Ultrasound-responsive PDMS platform for controlled and reversible drug delivery

Controlled, localized, and on-demand drug delivery systems areessential for maximizing therapeutic efficacy while minimizing off-target effects. Here, we present a polydimethylsiloxane (PDMS)-based microchip enabling reversible, ultrasound (US)-triggered release of encapsulated drugs. The platform employs low-frequency US (20 kHz) to induce cavitation, allowing repeatable activation of the polymer matrix without passive drug leakage. Using fluorescein as a model compound, we demonstrate linear zero-order release kinetics under continuous US stimulation.
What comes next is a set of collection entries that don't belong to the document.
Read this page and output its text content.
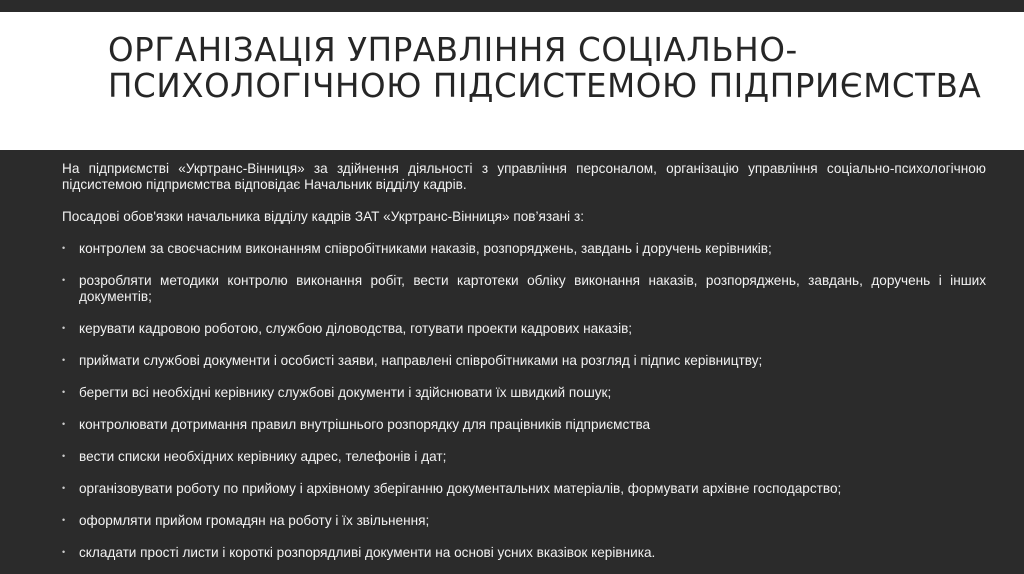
ОРГАНІЗАЦІЯ УПРАВЛІННЯ СОЦІАЛЬНО-ПСИХОЛОГІЧНОЮ ПІДСИСТЕМОЮ ПІДПРИЄМСТВА

На підприємстві «Укртранс-Вінниця» за здійнення діяльності з управління персоналом, організацію управління соціально-психологічною підсистемою підприємства відповідає Начальник відділу кадрів.

Посадові обов'язки начальника відділу кадрів ЗАТ «Укртранс-Вінниця» пов’язані з:

• контролем за своєчасним виконанням співробітниками наказів, розпоряджень, завдань і доручень керівників;
• розробляти методики контролю виконання робіт, вести картотеки обліку виконання наказів, розпоряджень, завдань, доручень і інших документів;
• керувати кадровою роботою, службою діловодства, готувати проекти кадрових наказів;
• приймати службові документи і особисті заяви, направлені співробітниками на розгляд і підпис керівництву;
• берегти всі необхідні керівнику службові документи і здійснювати їх швидкий пошук;
• контролювати дотримання правил внутрішнього розпорядку для працівників підприємства
• вести списки необхідних керівнику адрес, телефонів і дат;
• організовувати роботу по прийому і архівному зберіганню документальних матеріалів, формувати архівне господарство;
• оформляти прийом громадян на роботу і їх звільнення;
• складати прості листи і короткі розпорядливі документи на основі усних вказівок керівника.
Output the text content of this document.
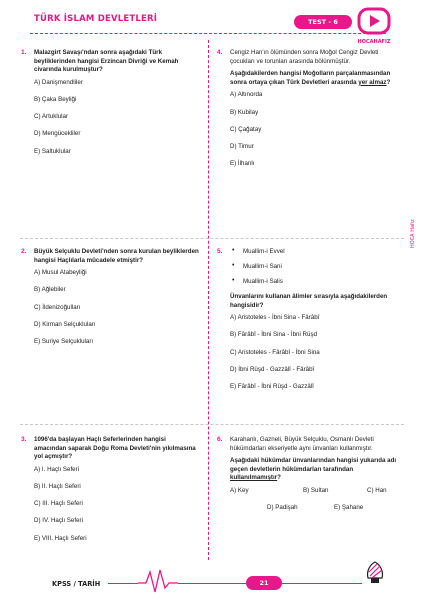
TÜRK İSLAM DEVLETLERİ	TEST - 6
HOCAHAFIZ
HOCA Hafız
1. Malazgirt Savaşı'ndan sonra aşağıdaki Türk beyliklerinden hangisi Erzincan Divriği ve Kemah civarında kurulmuştur?

A) Danişmendliler

B) Çaka Beyliği

C) Artuklular

D) Mengücekliler

E) Saltuklular

2. Büyük Selçuklu Devleti'nden sonra kurulan beyliklerden hangisi Haçlılarla mücadele etmiştir?

A) Musul Atabeyliği

B) Ağlebiler

C) İldenizoğulları

D) Kirman Selçukluları

E) Suriye Selçukluları

3. 1096'da başlayan Haçlı Seferlerinden hangisi amacından saparak Doğu Roma Devleti'nin yıkılmasına yol açmıştır?

A) I. Haçlı Seferi

B) II. Haçlı Seferi

C) III. Haçlı Seferi

D) IV. Haçlı Seferi

E) VIII. Haçlı Seferi

4. Cengiz Han'ın ölümünden sonra Moğol Cengiz Devleti çocukları ve torunları arasında bölünmüştür.

Aşağıdakilerden hangisi Moğolların parçalanmasından sonra ortaya çıkan Türk Devletleri arasında yer almaz?

A) Altınorda

B) Kubilay

C) Çağatay

D) Timur

E) İlhanlı

5. • Muallim-i Evvel

• Muallim-i Sani

• Muallim-i Salis

Ünvanlarını kullanan âlimler sırasıyla aşağıdakilerden hangisidir?

A) Aristoteles - İbni Sina - Fârâbî

B) Fârâbî - İbni Sina - İbni Rüşd

C) Aristoteles - Fârâbî - İbni Sina

D) İbni Rüşd - Gazzâlî - Fârâbî

E) Fârâbî - İbni Rüşd - Gazzâlî

6. Karahanlı, Gazneli, Büyük Selçuklu, Osmanlı Devleti hükümdarları ekseriyetle aynı ünvanları kullanmıştır.

Aşağıdaki hükümdar ünvanlarından hangisi yukarıda adı geçen devletlerin hükümdarları tarafından kullanılmamıştır?

A) Key	B) Sultan	C) Han
D) Padişah	E) Şahane
KPSS / TARİH	21
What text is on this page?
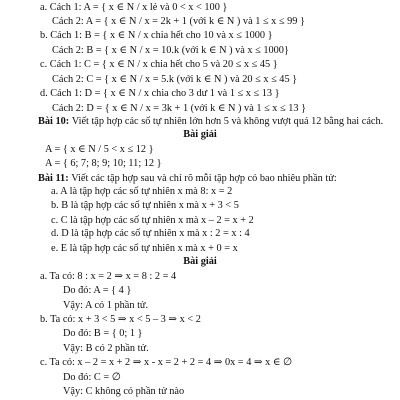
a. Cách 1: A = { x ∈ N / x lẻ và 0 < x < 100 }
Cách 2: A = { x ∈ N / x = 2k + 1 (với k ∈ N ) và 1 ≤ x ≤ 99 }
b. Cách 1: B = { x ∈ N / x chia hết cho 10 và x ≤ 1000 }
Cách 2: B = { x ∈ N / x = 10.k (với k ∈ N ) và x ≤ 1000}
c. Cách 1: C = { x ∈ N / x chia hết cho 5 và 20 ≤ x ≤ 45 }
Cách 2: C = { x ∈ N / x = 5.k (với k ∈ N ) và 20 ≤ x ≤ 45 }
d. Cách 1: D = { x ∈ N / x chia cho 3 dư 1 và 1 ≤ x ≤ 13 }
Cách 2: D = { x ∈ N / x = 3k + 1 (với k ∈ N ) và 1 ≤ x ≤ 13 }
Bài 10: Viết tập hợp các số tự nhiên lớn hơn 5 và không vượt quá 12 bằng hai cách.
Bài giải
A = { x ∈ N / 5 < x ≤ 12 }
A = { 6; 7; 8; 9; 10; 11; 12 }
Bài 11: Viết các tập hợp sau và chỉ rõ mỗi tập hợp có bao nhiêu phần tử:
a. A là tập hợp các số tự nhiên x mà 8: x = 2
b. B là tập hợp các số tự nhiên x mà x + 3 < 5
c. C là tập hợp các số tự nhiên x mà x – 2 = x + 2
d. D là tập hợp các số tự nhiên x mà x : 2 = x : 4
e. E là tập hợp các số tự nhiên x mà x + 0 = x
Bài giải
a. Ta có: 8 : x = 2 ⇒ x = 8 : 2 = 4
Do đó: A = { 4 }
Vậy: A có 1 phần tử.
b. Ta có: x + 3 < 5 ⇒ x < 5 – 3 ⇒ x < 2
Do đó: B = { 0; 1 }
Vậy: B có 2 phần tử.
c. Ta có: x – 2 = x + 2 ⇒ x - x = 2 + 2 = 4 ⇒ 0x = 4 ⇒ x ∈ ∅
Do đó: C = ∅
Vậy: C không có phần tử nào
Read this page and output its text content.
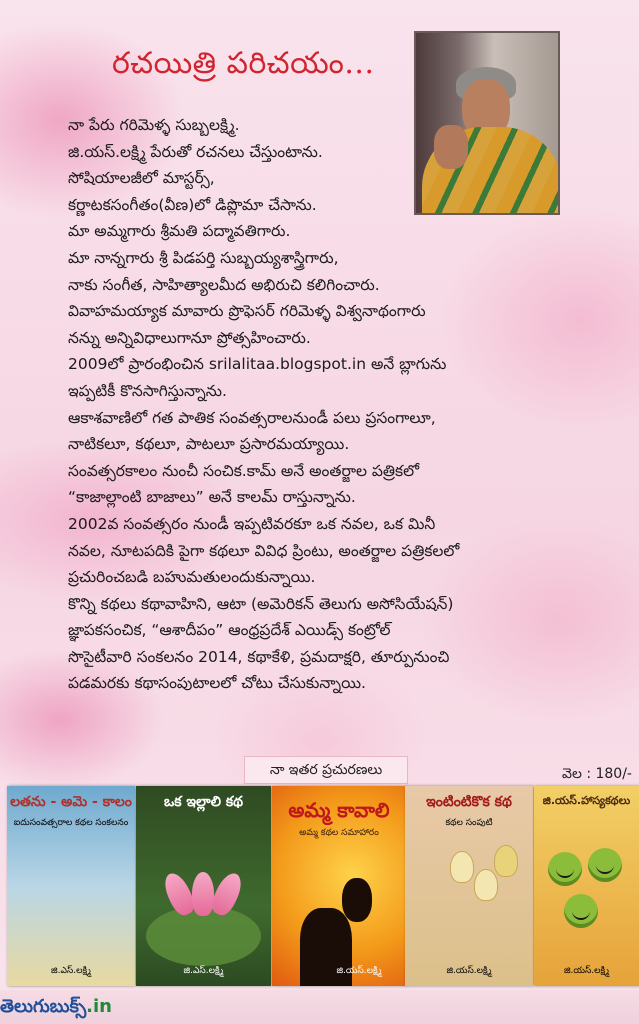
రచయిత్రి పరిచయం...
నా పేరు గరిమెళ్ళ సుబ్బలక్ష్మి.
జి.యస్.లక్ష్మి పేరుతో రచనలు చేస్తుంటాను.
సోషియాలజీలో మాస్టర్స్,
కర్ణాటకసంగీతం(వీణ)లో డిప్లొమా చేసాను.
మా అమ్మగారు శ్రీమతి పద్మావతిగారు.
మా నాన్నగారు శ్రీ పిడపర్తి సుబ్బయ్యశాస్త్రిగారు,
నాకు సంగీత, సాహిత్యాలమీద అభిరుచి కలిగించారు.
వివాహమయ్యాక మావారు ప్రొఫెసర్ గరిమెళ్ళ విశ్వనాథంగారు
నన్ను అన్నివిధాలుగానూ ప్రోత్సహించారు.
2009లో ప్రారంభించిన srilalitaa.blogspot.in అనే బ్లాగును
ఇప్పటికీ కొనసాగిస్తున్నాను.
ఆకాశవాణిలో గత పాతిక సంవత్సరాలనుండీ పలు ప్రసంగాలూ,
నాటికలూ, కథలూ, పాటలూ ప్రసారమయ్యాయి.
సంవత్సరకాలం నుంచీ సంచిక.కామ్ అనే అంతర్జాల పత్రికలో
“కాజాల్లాంటి బాజాలు” అనే కాలమ్ రాస్తున్నాను.
2002వ సంవత్సరం నుండీ ఇప్పటివరకూ ఒక నవల, ఒక మినీ
నవల, నూటపదికి పైగా కథలూ వివిధ ప్రింటు, అంతర్జాల పత్రికలలో
ప్రచురించబడి బహుమతులందుకున్నాయి.
కొన్ని కథలు కథావాహిని, ఆటా (అమెరికన్ తెలుగు అసోసియేషన్)
జ్ఞాపకసంచిక, “ఆశాదీపం” ఆంధ్రప్రదేశ్ ఎయిడ్స్ కంట్రోల్
సొసైటీవారి సంకలనం 2014, కథాకేళి, ప్రమదాక్షరి, తూర్పునుంచి
పడమరకు కథాసంపుటాలలో చోటు చేసుకున్నాయి.
నా ఇతర ప్రచురణలు	వెల : 180/-
లతను - అమె - కాలం
ఐదుసంవత్సరాల కథల సంకలనం
జి.ఎస్.లక్ష్మి
ఒక ఇల్లాలి కథ
జి.ఎస్.లక్ష్మి
అమ్మ కావాలి
అమ్మ కథల సమాహారం
జి.యస్.లక్ష్మి
ఇంటింటికొక కథ
కథల సంపుటి
జి.యస్.లక్ష్మి
జి.యస్.హాస్యకథలు
జి.యస్.లక్ష్మి
తెలుగుబుక్స్.in
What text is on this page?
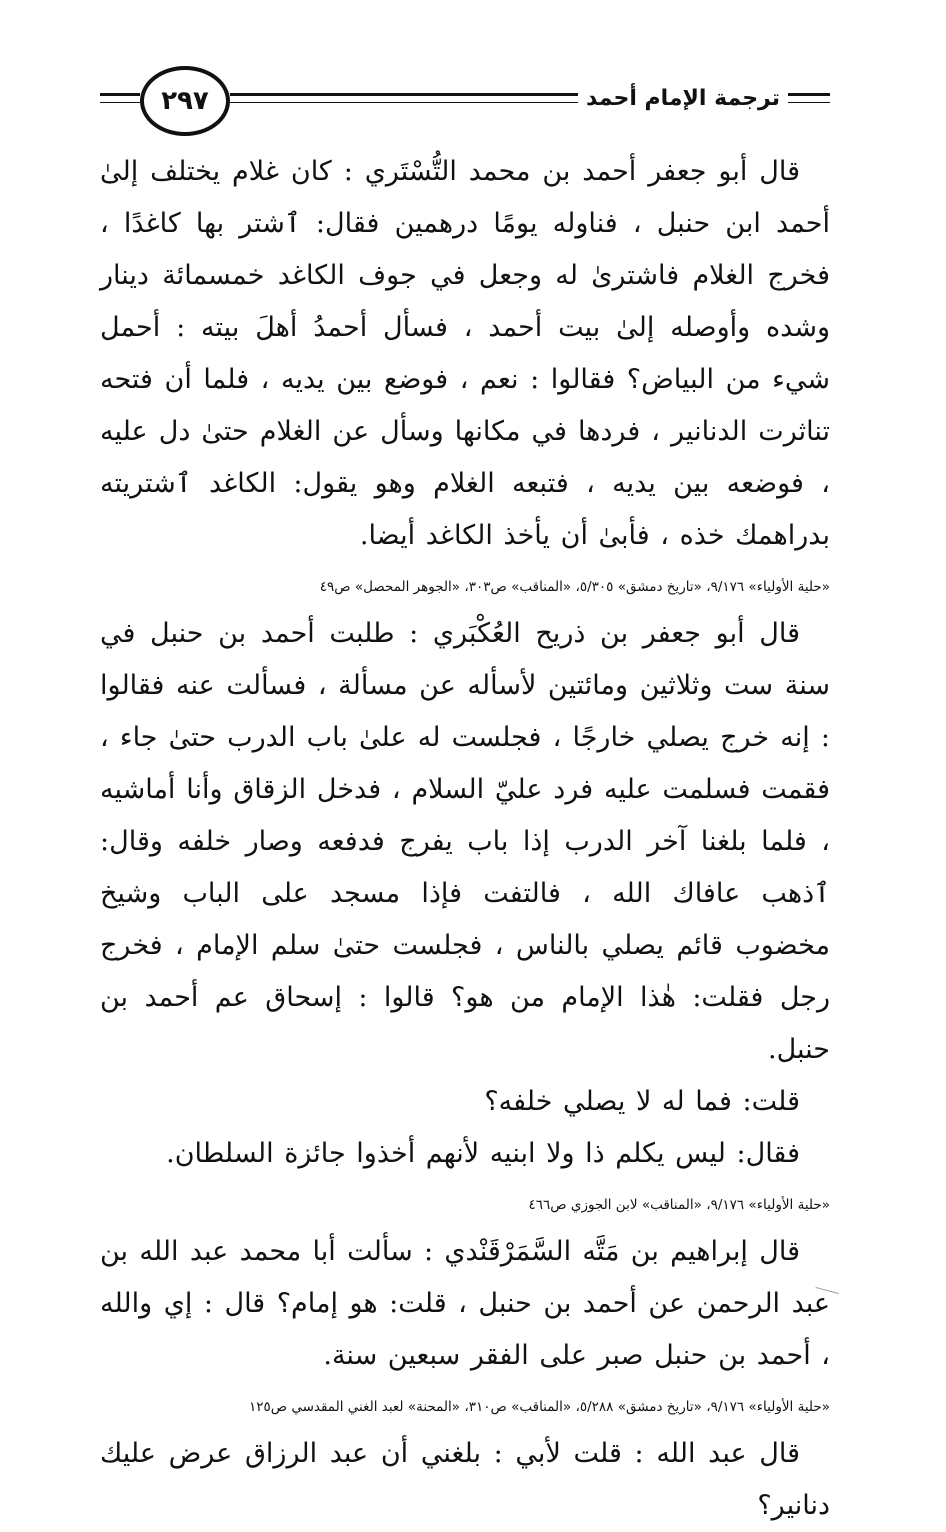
ترجمة الإمام أحمد
٢٩٧

قال أبو جعفر أحمد بن محمد التُّسْتَري : كان غلام يختلف إلىٰ أحمد ابن حنبل ، فناوله يومًا درهمين فقال: ٱشتر بها كاغدًا ، فخرج الغلام فاشترىٰ له وجعل في جوف الكاغد خمسمائة دينار وشده وأوصله إلىٰ بيت أحمد ، فسأل أحمدُ أهلَ بيته : أحمل شيء من البياض؟ فقالوا : نعم ، فوضع بين يديه ، فلما أن فتحه تناثرت الدنانير ، فردها في مكانها وسأل عن الغلام حتىٰ دل عليه ، فوضعه بين يديه ، فتبعه الغلام وهو يقول: الكاغد ٱشتريته بدراهمك خذه ، فأبىٰ أن يأخذ الكاغد أيضا.

«حلية الأولياء» ٩/١٧٦، «تاريخ دمشق» ٥/٣٠٥، «المناقب» ص٣٠٣، «الجوهر المحصل» ص٤٩

قال أبو جعفر بن ذريح العُكْبَري : طلبت أحمد بن حنبل في سنة ست وثلاثين ومائتين لأسأله عن مسألة ، فسألت عنه فقالوا : إنه خرج يصلي خارجًا ، فجلست له علىٰ باب الدرب حتىٰ جاء ، فقمت فسلمت عليه فرد عليّ السلام ، فدخل الزقاق وأنا أماشيه ، فلما بلغنا آخر الدرب إذا باب يفرج فدفعه وصار خلفه وقال: ٱذهب عافاك الله ، فالتفت فإذا مسجد على الباب وشيخ مخضوب قائم يصلي بالناس ، فجلست حتىٰ سلم الإمام ، فخرج رجل فقلت: هٰذا الإمام من هو؟ قالوا : إسحاق عم أحمد بن حنبل.

قلت: فما له لا يصلي خلفه؟

فقال: ليس يكلم ذا ولا ابنيه لأنهم أخذوا جائزة السلطان.

«حلية الأولياء» ٩/١٧٦، «المناقب» لابن الجوزي ص٤٦٦

قال إبراهيم بن مَتَّه السَّمَرْقَنْدي : سألت أبا محمد عبد الله بن عبد الرحمن عن أحمد بن حنبل ، قلت: هو إمام؟ قال : إي والله ، أحمد بن حنبل صبر على الفقر سبعين سنة.

«حلية الأولياء» ٩/١٧٦، «تاريخ دمشق» ٥/٢٨٨، «المناقب» ص٣١٠، «المحنة» لعبد الغني المقدسي ص١٢٥

قال عبد الله : قلت لأبي : بلغني أن عبد الرزاق عرض عليك دنانير؟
Furthermore, reversible on/off control of drug release was achieved for up to five cycles of pulsed US, with each cycle releasing an average of 12.7 ± 2.5% of the loaded fluorescein. Release efficiency was tunable through adjustment of US power and initial drug loading concentration, both exhibiting linear correlations with the released dose (R² = 0.87 and 0.96, respectively). Variations in PDMS stiffness did not significantly affect release behavior within the tested range (7–30 MPa), with all formulations yielding a comparable average release of 10.9 ± 0.7%, supporting adaptability across diverse tissue environments. Solvent selection during formulation had no measurable impact on release performance after curing, indicating broad compatibility with pharmaceutical manufacturing workflows. Biocompatibility was confirmed using XTT assays and immunostaining of primary cortical neurons, revealing no cytotoxicity or morphological alterations. In vitro imaging of intact mouse eyes demonstrated effective US-triggered delivery and diffusion of fluorescein across retinal layers, resulting in increased mean fluorescence intensity compared to untreated control eyes, without detectable structural damage. Functional delivery of adrenaline from the PDMS chip was further validated by multi-electrode array recordings of cortical neurons, showing significant and controlled suppression of neuronal activity. Collectively, these results establish this platform as a promising non-invasive, targeted, and patient-tailored drug delivery system, with particular relevance for ophthalmic therapy and neuromodulation, and support its further validation in in-vivo and translational studies.